Gerenciamento de Sessão em Java – HttpServlet, Cookies, Reescrita de URL

Gerenciamento de Sessão em Aplicações Web Servlet Java é um tópico muito interessante. As sessões em Servlets Java são gerenciadas de várias maneiras, como Cookies, API HttpSession, reescrita de URL, etc. Este é o terceiro artigo na série de tutoriais de Aplicações Web em Java, você pode querer verificar os dois artigos anteriores também.

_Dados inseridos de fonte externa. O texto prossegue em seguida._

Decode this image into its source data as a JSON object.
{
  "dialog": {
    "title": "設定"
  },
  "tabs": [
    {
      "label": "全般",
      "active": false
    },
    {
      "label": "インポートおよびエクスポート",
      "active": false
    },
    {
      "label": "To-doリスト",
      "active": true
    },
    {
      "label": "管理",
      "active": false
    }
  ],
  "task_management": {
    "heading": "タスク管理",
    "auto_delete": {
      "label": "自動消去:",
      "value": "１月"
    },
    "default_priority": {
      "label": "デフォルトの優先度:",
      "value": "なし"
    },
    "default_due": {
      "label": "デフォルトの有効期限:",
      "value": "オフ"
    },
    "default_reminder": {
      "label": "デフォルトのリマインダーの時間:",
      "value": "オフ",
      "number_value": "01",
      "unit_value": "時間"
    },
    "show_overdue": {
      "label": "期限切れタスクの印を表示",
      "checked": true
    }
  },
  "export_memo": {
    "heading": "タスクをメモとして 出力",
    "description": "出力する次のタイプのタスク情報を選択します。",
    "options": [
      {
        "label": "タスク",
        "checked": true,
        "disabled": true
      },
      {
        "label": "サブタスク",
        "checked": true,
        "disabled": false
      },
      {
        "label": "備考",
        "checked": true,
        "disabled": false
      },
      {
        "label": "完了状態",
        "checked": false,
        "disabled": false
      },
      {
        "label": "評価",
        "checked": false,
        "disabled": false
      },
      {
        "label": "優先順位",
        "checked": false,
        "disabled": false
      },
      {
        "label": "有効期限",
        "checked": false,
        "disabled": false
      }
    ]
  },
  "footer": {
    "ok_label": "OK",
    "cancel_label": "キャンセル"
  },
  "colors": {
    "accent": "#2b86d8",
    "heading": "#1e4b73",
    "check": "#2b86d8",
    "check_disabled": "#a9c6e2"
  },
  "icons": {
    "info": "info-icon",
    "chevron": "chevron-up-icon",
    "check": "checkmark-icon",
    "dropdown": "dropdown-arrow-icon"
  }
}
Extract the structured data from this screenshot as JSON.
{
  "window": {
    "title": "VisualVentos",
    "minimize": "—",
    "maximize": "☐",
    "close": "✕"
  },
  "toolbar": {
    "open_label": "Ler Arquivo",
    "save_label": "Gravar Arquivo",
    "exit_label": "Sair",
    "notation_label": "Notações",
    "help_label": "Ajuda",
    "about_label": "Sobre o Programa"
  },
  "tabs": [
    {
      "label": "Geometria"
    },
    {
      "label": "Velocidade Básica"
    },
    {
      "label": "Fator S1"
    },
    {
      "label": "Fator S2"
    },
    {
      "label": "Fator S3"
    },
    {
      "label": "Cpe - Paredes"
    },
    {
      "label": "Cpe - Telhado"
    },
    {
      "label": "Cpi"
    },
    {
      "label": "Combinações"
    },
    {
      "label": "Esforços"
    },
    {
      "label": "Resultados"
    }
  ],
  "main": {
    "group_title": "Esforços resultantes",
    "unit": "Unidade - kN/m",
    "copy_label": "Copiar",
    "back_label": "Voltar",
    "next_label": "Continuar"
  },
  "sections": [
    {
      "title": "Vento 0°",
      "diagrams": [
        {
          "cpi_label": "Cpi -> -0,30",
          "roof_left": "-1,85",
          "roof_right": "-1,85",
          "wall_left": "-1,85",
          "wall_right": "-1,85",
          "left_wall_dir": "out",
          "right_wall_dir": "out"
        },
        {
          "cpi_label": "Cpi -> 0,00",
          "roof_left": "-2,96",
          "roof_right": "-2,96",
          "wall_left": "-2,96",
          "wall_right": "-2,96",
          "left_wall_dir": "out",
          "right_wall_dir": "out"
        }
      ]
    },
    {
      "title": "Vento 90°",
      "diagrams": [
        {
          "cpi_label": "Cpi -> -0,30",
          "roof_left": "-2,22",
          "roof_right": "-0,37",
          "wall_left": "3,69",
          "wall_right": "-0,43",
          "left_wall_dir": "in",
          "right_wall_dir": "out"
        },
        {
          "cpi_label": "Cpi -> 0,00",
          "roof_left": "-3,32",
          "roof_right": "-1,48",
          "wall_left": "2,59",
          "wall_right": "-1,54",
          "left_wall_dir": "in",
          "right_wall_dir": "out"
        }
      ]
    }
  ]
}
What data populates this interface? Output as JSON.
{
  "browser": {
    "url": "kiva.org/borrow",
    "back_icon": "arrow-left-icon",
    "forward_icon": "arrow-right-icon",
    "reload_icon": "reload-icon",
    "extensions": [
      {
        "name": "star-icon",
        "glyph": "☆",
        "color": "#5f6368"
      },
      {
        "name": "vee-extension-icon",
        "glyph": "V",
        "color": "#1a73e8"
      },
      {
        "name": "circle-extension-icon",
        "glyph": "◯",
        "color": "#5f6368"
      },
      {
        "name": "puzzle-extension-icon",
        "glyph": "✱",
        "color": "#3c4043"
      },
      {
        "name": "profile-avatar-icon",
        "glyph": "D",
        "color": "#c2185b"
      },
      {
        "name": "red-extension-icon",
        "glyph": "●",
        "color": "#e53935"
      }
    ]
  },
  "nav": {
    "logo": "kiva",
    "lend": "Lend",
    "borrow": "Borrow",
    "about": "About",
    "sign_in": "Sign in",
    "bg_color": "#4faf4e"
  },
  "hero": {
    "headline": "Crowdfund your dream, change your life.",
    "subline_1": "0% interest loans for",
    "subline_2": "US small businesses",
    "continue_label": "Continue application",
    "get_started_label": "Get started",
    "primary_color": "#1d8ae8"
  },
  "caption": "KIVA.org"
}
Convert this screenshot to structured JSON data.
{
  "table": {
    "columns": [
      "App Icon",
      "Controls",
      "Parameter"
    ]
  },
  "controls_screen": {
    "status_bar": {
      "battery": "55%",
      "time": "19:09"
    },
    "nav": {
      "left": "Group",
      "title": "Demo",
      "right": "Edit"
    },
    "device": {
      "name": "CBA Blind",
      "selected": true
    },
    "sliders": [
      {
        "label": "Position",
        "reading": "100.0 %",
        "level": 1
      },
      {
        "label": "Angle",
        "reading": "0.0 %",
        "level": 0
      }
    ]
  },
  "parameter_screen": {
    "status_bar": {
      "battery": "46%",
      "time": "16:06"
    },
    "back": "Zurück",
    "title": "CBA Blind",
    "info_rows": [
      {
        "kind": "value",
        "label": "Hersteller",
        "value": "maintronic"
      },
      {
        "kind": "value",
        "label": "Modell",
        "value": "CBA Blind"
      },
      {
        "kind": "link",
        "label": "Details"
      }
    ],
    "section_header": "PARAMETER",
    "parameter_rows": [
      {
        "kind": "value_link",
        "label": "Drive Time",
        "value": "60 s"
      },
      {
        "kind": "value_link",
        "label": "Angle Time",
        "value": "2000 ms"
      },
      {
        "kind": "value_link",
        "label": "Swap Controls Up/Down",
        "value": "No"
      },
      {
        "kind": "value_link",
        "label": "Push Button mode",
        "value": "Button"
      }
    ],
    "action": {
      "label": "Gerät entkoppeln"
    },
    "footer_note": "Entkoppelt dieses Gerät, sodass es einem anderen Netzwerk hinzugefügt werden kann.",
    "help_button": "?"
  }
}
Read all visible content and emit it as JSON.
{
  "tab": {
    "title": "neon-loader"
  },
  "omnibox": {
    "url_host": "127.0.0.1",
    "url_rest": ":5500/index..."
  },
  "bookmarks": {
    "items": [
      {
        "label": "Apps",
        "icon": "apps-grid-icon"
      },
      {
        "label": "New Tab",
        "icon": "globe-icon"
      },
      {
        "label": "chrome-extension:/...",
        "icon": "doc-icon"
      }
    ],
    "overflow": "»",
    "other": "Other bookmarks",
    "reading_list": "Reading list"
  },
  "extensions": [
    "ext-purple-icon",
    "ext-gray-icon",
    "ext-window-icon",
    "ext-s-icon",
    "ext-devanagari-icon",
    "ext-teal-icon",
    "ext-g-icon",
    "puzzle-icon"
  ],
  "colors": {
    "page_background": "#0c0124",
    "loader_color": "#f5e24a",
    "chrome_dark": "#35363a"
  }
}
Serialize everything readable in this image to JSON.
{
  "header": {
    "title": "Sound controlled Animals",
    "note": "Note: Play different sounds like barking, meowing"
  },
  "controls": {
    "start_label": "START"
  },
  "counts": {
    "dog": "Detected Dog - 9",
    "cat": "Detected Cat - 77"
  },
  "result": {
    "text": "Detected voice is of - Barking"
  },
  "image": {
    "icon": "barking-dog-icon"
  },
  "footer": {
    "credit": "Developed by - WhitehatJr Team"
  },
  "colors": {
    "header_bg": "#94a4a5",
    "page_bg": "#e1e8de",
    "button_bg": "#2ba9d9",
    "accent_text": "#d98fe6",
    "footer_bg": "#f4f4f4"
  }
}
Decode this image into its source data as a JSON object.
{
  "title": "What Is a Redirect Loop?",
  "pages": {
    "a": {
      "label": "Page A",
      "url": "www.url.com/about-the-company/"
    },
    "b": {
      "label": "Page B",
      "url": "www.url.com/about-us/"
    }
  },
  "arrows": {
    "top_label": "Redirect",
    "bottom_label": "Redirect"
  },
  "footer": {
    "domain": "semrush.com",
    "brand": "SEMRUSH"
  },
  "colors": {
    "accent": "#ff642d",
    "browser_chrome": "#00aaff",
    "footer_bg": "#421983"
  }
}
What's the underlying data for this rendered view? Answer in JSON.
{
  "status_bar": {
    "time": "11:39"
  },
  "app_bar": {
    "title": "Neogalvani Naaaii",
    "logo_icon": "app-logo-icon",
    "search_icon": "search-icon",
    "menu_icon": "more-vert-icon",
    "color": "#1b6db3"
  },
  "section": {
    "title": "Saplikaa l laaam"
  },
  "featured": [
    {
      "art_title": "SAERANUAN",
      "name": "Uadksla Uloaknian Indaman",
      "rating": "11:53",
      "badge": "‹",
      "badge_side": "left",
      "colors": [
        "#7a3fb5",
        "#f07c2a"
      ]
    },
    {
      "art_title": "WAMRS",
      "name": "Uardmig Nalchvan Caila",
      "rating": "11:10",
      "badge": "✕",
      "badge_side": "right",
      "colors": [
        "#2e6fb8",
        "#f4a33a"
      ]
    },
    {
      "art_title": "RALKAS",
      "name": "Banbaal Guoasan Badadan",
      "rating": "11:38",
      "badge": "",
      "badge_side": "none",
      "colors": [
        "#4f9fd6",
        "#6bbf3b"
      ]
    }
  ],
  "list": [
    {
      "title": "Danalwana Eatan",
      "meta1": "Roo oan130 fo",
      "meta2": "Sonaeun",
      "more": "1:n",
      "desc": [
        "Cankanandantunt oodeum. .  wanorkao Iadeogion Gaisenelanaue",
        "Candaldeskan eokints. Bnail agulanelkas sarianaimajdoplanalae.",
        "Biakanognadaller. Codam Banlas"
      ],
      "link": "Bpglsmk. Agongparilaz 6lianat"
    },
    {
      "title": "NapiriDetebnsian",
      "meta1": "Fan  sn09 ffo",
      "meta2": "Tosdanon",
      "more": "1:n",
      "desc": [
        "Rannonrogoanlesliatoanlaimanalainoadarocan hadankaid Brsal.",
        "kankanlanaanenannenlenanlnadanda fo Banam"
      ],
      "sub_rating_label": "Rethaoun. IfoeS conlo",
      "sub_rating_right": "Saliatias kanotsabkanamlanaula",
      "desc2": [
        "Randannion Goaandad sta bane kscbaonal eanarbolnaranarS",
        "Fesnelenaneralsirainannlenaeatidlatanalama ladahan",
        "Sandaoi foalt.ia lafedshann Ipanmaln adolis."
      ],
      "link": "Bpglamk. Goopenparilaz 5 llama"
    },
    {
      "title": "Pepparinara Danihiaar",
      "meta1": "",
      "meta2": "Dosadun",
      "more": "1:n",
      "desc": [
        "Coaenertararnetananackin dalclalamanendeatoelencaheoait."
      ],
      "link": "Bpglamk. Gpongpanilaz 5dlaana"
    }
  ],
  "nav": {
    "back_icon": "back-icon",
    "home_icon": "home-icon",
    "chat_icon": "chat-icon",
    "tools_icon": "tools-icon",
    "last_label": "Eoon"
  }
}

1. Tutorial de Aplicação Web Java
2. Tutorial Servlet Java

Gerenciamento de Sessão em Java

Este artigo tem como objetivo explicar sobre o gerenciamento de sessões em servlets usando diferentes técnicas e exemplos de programas.

1. O que é uma Sessão?

2. Gerenciamento de Sessão em Java – Cookies

3. Sessão em Servlet Java – HttpSession

4. Gerenciamento de Sessão em Servlet Java – Reescrita de URL

5. O que é uma Sessão?

   O protocolo HTTP e os Servidores Web são stateless, o que significa que para o servidor web cada requisição é uma nova requisição a ser processada e eles não conseguem identificar se está vindo de um cliente que enviou requisições anteriormente. Mas às vezes em aplicações web, precisamos saber quem é o cliente e processar a requisição de acordo. Por exemplo, uma aplicação de carrinho de compras deve saber quem está enviando a requisição para adicionar um item e em qual carrinho o item deve ser adicionado, ou quem está enviando a requisição de checkout para que possa cobrar o valor do cliente correto. A sessão é um estado de conversação entre cliente e servidor e pode consistir em várias requisições e respostas entre cliente e servidor. Como tanto o HTTP quanto o Servidor Web são stateless, a única maneira de manter uma sessão é quando alguma informação única sobre a sessão (ID da sessão) é passada entre servidor e cliente em cada requisição e resposta. Existem várias maneiras de fornecer um identificador único na requisição e na resposta.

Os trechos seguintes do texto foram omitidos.